- Born: 1998 (age 27–28) Marrickville, New South Wales, Australia
- Education: University of Queensland
- Known for: Founding Cheek Media
- Notable work: Big Small Talk; Bite Back; Taboo;
- Political party: Independent
- Mother: Phillipa Mitchell

= Hannah Ferguson (commentator) =

Australian political commentator (born 1998)

Hannah Ferguson (born 1998) is an Australian author and political commentator. She is the founder of social media news account Cheek Media.

==Early life==
Hannah Ferguson studied law at the University of Queensland. She later worked for the Queensland Department of Public Prosecutions and served as an officer for the Electrical Trades Union. Her father was a truck driver and her mother was a small business owner.

==Career==
Ferguson launched progressive social media news company Cheek Media in late 2020. She came up with the idea for Cheek Media in 2019 while volunteering at a feminist not-for-profit known as the One Woman Project when it was managed by Kristin Perissinotto. Perissinotto and Ferguson launched and published two editions of a bi-annual magazine called RARA. Perissinotto was later involved with the creation of Cheek Media, she was involved with the company until 2022. In 2023, Ferguson launched the podcast Big Small Talk alongside Sarah-Jane Adams. In July 2026, Cheek had about 4,000 paid subscribers on Substack, 252,000 followers on Instagram and 137,109 listeners to her podcast Big Small Talk. Cheek Media also has a presence on TikTok and organises live shows.

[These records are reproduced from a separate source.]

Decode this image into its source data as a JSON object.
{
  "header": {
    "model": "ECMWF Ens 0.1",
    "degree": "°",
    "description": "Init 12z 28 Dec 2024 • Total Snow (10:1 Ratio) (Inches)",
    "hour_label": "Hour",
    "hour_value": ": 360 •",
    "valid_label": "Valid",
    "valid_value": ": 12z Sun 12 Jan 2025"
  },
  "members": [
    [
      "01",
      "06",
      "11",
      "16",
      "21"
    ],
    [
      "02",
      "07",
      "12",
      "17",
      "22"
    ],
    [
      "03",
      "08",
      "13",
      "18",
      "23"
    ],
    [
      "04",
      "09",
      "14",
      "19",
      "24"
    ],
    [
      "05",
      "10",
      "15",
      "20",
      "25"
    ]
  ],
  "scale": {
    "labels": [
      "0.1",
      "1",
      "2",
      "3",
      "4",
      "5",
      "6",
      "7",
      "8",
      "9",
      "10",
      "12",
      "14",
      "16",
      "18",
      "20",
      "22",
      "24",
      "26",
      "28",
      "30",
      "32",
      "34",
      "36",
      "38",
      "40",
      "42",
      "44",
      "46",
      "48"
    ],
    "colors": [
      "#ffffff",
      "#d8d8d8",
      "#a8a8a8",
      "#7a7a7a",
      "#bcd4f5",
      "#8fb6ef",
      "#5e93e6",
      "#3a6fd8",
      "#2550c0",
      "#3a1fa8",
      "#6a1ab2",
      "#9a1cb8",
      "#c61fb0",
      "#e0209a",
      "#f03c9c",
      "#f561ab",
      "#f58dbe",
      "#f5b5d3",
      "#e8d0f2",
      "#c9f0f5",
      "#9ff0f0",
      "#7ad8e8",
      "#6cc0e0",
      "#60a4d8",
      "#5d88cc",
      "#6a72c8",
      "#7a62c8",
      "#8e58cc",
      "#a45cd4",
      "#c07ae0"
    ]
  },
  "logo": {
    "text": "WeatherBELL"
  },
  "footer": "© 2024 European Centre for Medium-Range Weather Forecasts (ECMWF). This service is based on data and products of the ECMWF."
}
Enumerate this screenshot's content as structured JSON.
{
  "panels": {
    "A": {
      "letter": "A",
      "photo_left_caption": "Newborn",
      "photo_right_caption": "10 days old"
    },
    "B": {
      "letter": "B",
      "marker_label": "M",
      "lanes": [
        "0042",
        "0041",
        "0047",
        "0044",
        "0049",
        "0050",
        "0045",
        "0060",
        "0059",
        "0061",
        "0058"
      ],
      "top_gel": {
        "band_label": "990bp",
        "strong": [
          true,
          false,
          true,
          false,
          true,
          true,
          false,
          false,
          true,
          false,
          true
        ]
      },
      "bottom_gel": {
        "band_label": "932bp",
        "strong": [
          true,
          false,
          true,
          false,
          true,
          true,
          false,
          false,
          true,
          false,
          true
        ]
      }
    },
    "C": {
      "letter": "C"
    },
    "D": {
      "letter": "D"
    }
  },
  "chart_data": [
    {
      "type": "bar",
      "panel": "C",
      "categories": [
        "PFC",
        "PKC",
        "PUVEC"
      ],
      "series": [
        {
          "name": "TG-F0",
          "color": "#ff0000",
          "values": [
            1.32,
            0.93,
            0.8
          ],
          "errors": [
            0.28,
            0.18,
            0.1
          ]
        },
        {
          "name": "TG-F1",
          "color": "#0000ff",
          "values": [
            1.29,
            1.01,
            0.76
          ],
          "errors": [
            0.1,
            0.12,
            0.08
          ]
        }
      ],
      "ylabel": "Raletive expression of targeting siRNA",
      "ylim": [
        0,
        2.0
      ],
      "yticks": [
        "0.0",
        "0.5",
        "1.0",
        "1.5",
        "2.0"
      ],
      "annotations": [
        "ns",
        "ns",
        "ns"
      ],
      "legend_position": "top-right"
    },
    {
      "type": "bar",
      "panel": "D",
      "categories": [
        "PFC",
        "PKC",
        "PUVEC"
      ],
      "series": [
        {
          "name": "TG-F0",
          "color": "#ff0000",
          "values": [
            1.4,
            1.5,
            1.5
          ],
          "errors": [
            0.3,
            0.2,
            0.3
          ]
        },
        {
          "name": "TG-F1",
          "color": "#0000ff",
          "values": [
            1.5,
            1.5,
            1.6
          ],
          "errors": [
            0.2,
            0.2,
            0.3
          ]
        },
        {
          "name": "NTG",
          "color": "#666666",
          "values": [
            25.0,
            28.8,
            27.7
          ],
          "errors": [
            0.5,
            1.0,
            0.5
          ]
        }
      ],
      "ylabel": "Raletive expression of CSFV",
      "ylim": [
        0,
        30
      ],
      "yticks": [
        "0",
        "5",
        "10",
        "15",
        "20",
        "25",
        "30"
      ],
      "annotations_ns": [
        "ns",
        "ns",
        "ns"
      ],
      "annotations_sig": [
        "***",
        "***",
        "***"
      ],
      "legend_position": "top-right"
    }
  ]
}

In 2023, Ferguson launched a book titled Bite Back: Feminism, media, politics, and our power to change it all. She authored another book titled Taboo that was released in November 2024.

At the National Press Club in May 2025, she announced her candidacy for the next Senate election in New South Wales. Her speech at the National Press Club also included calls to address a perceived lack of transparency around political content on social media and challenged traditional media narratives.

Ferguson announced her candidacy at the next federal election for Grayndler against prime minister Anthony Albanese in July 2026.

==Personal life==
Ferguson was born in 1998 in Marrickville where she currently resides with her partner who is a lawyer. Ferguson grew up in Ingleburn and Orange. Her mother is Phillipa Mitchell, a professional bra fitter.